The satellites will also have "machine intelligence," meaning they can "interpret" what they are seeing to aid in surveillance, the website says.

They are the first "lowcost, high-performance satellites [created] for mass-production," according to a statement from OneWeb founder and executive chairman, Greg Wyler, and will "help humanity understand and manage its impact on Earth."

Each one weighs approximately 500 pounds and the system is estimated to cost more than $1 billion, Hannigan told the Wall Street Journal.

The satellites will be deployed in stages, with the goal being "100% pole-to-pole global coverage," the website says. No time frame was provided.

EarthNow plans to create a more mass-market product that will provide instant access to real-time footage of the Earth to smart-device users.

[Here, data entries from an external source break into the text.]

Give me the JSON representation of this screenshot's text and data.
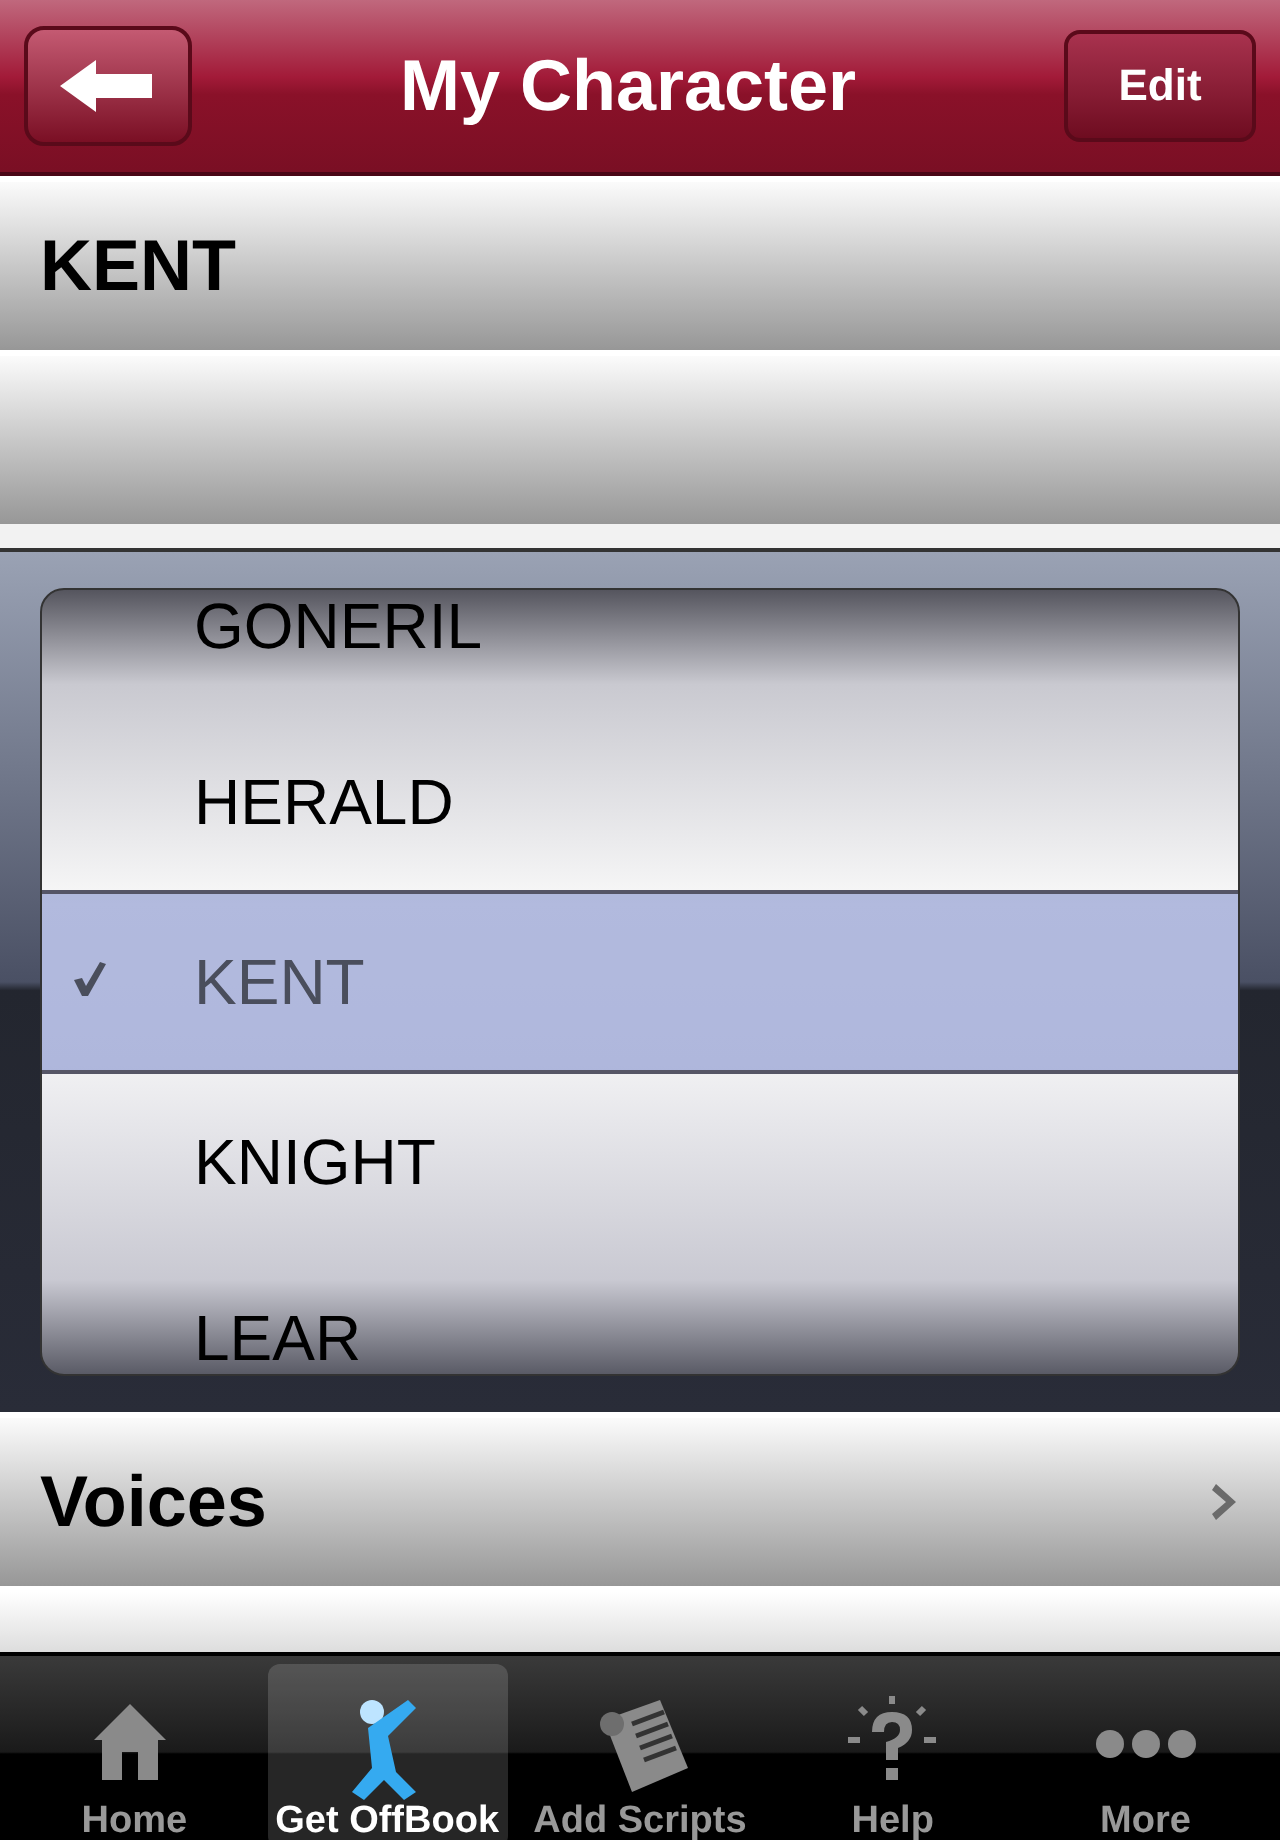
{
  "nav_bar": {
    "title": "My Character",
    "edit_button": "Edit"
  },
  "rows": [
    {
      "kind": "value",
      "label": "KENT"
    },
    {
      "kind": "empty"
    }
  ],
  "picker": {
    "items": [
      {
        "label": "GONERIL",
        "selected": false
      },
      {
        "label": "HERALD",
        "selected": false
      },
      {
        "label": "KENT",
        "selected": true
      },
      {
        "label": "KNIGHT",
        "selected": false
      },
      {
        "label": "LEAR",
        "selected": false
      }
    ]
  },
  "voices_row": {
    "label": "Voices"
  },
  "tab_bar": [
    {
      "label": "Home",
      "kind": "home",
      "selected": false
    },
    {
      "label": "Get OffBook",
      "kind": "figure",
      "selected": true
    },
    {
      "label": "Add Scripts",
      "kind": "scroll",
      "selected": false
    },
    {
      "label": "Help",
      "kind": "help",
      "selected": false
    },
    {
      "label": "More",
      "kind": "more",
      "selected": false
    }
  ]
}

Access to that kind of data naturally brings up privacy concerns. EarthNow says it will operate within the law.

"Privacy is fundamental to EarthNow," the start-up says on its website. "We will hire a 'Chief Privacy Officer' to ensure that we not only meet the privacy laws in jurisdictions where we operate, but also that we respect societal privacy. We will work closely with governments and the public at large to address privacy concerns, while providing visual Earth coverage for the benefit of humanity and our planet."

The satellites, developed by OneWeb, will be mass produced by Airbus in Toulouse, France and Florida, according to the written statement.

EarthNow is a spin-off of Intellectual Ventures, a business that helps inventors find a market for their inventions.